I would recommend collecting some basic performance metrics and finding the bottlenecks in your current system as a first step. That may give you a good idea where your money is best spend--I/O, memory, or processing power.

That said--from my experience, the most common bottleneck for really large tables is Disk I/O. If "all software/database optimisation has been done already" did not include utilizing proper partitioning strategies, do some research on that topic. If your disk subsystem is old, consider upgrading it.

  • yes, i believe the disk IO is the bottleneck. i've added more info to the question. the disk is not old but is a stock standard SATA in a desktop PC.
    – pstanton
    Dec 13, 2009 at 21:20
  • THE DISc isa problem Database server run on many discs. 10, 20+. I have seen 200 disc systems.
    – TomTom
    Dec 2, 2011 at 19:31

As jadew suggested, the more informaiton that is stored in the RAM the faster it is.
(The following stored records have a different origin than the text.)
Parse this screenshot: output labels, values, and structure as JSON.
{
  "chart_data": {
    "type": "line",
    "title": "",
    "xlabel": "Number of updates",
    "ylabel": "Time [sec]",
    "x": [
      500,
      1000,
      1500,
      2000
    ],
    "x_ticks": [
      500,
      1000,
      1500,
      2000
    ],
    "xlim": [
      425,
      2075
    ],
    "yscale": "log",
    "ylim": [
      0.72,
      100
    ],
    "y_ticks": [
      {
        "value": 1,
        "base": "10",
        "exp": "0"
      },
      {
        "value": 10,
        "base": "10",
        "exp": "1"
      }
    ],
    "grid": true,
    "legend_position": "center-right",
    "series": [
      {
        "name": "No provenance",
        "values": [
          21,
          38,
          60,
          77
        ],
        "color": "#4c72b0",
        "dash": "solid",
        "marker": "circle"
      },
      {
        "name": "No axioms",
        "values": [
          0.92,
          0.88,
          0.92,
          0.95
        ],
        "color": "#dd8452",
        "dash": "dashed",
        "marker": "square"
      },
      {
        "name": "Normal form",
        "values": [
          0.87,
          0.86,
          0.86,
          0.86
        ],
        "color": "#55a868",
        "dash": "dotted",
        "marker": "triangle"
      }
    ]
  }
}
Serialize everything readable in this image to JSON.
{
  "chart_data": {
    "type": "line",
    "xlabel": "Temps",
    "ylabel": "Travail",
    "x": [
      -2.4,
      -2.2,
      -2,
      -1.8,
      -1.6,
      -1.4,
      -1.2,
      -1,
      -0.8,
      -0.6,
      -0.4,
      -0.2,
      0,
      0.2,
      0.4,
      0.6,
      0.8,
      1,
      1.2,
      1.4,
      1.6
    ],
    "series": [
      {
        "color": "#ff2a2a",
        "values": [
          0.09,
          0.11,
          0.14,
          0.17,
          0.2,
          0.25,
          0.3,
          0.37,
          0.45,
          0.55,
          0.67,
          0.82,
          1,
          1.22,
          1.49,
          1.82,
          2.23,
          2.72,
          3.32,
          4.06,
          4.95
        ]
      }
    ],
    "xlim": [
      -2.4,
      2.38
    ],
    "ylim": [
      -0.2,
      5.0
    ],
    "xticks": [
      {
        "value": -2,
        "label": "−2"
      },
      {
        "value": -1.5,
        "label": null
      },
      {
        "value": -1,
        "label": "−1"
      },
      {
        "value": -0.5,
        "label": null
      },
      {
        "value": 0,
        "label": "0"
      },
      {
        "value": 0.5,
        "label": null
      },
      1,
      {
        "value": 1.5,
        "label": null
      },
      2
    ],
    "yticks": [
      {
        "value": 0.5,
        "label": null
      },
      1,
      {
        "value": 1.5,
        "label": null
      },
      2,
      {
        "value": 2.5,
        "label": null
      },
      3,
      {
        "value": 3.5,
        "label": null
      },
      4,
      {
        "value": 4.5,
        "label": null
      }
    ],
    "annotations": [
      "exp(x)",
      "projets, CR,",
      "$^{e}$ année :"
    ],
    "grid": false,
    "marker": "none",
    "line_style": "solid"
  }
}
Also, you may want to take a look at using SSDs, that would speed up things, however you do need to do a study on the lifecycle of those as a db storage medium. They go dead after so many writes.


more RAM should do it, of course you'll have to tell the db engine to use that additional RAM :)

  • 3
    Maybe. Maybe not. Depends on the OS and memory management limitations of said OS, and similarly of those capabilities of the SQL engine.